Many courts, including this one, recognize that "quasi-public" professional organizations
and accrediting agencies such as the ABA have a common law duty to employ fair procedures when
making decisions affecting their members. See Foundation for Interior Design Education Research
v. Savannah Coll. of Art &Design, 244 F.3d 521, 527-28 (6th Cir. 2001); Chicago School of
Automatic Transmissions, Inc. v. Accreditation Alliance of Career Schools and Colleges, 44 F.3d
447, 450 (7th Cir. 1994); Wilfred Acad. of Hair &Beauty Culture v. Southern Ass'n of Colls. &
Schools, 957 F.2d 210, 214 (5th Cir. 1992); Medical Inst. of Minnesota v. National Ass'n of Trade
&Technical Schools, 817 F.2d 1310, 1314 (8th Cir. 1987). Courts developed the right to common
law due process as a check on organizations that exercise significant authority in areas of public
concern such as accreditation and professional licensing. See Majorie Webster Junior Coll., Inc.
v. Middle States Ass'n of Colls. &Secondary Sch., Inc., 432 F.2d 650, 655-56 (D.C. Cir. 1970);
Falcone v. Middlesex County Medical Soc., 170 A.2d 791, 799 (N.J. 1961); see also Foundation,
244 F.3d at 527-28 (recognizing the development of this right). The ABA is such an organization,
and we must therefore determine whether the ABA afforded Cooley adequate process in denying
the applications for satellite programs and imposing sanctions.

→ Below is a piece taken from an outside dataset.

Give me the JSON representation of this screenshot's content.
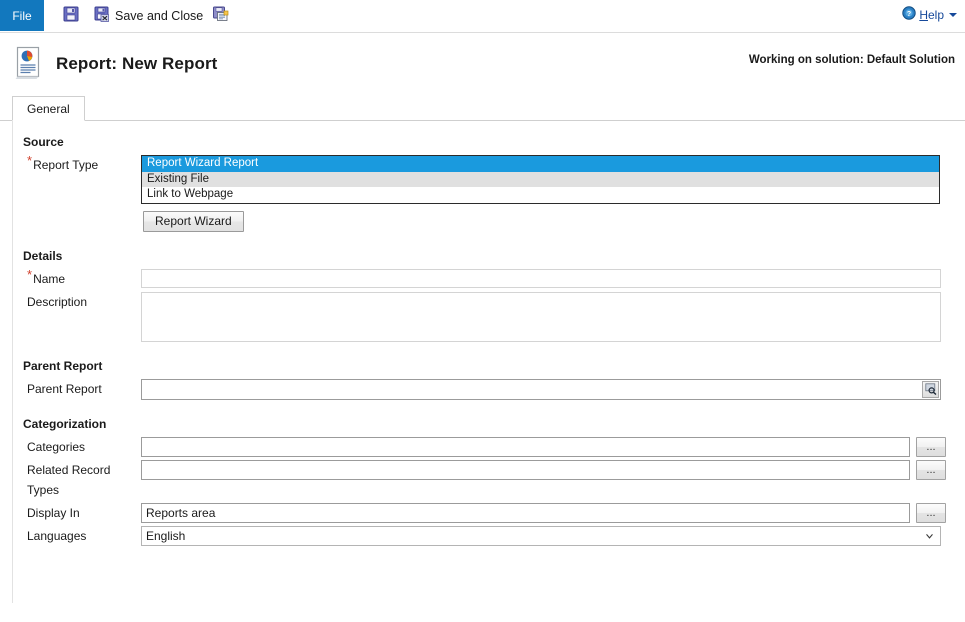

The opinions themselves are fairly unremarkable. Cooley opened up two branches without telling the ABA, whose rules and standards require notice. The ABA issued a "show cause" hearing notice to Cooley, who sued the ABA in district court to enjoin it from punishing or sanctioning Cooley, arguing various due process violations and a claim under the Higher Education Act. Then, Cooley cured its violations before the "show cause" hearing before the ABA. The main issue of disagreement between the majority and concurring opinion was could the ABA discipline Cooley, given that it had corrected its violations by the hearing, under the language of its rule. Everyone (the district judge, and all three appellate judges) agreed that Cooley's due process claims were meritless and that Cooley had no private right of action under the Higher Education Act.

I suppose the lack of comments on the opinions is due to the rather unremarkable legal issues discussed in them.
8.16.2006 8:19pm
Lincoln (www):
Would it have made any difference if Cooley had decided NOT to correct the violations prior to the hearing?
8.16.2006 10:18pm
Christopher Cooke (mail):
Lincoln: yes, the court's opinion would have been unanimous that the ABA could sanction Cooley. Judge Batchelder concurred because she thought the ABA's rules required a showing that the school was in violation at the time of the "show-cause" hearing.
8.16.2006 11:52pm
Lincoln (www):
Hmm, if Cooley's purpose was to challenge the ABA monopoly, probably this wouldn't have been the best way to go about it.
8.17.2006 1:37am
Where the lawyers hired by Cooley to represent them at trial, Cooley graduates?
8.17.2006 8:58am
Correction, the first word should have been were. Given my spelling abilities, I guess I too could have gone to Cooley!!!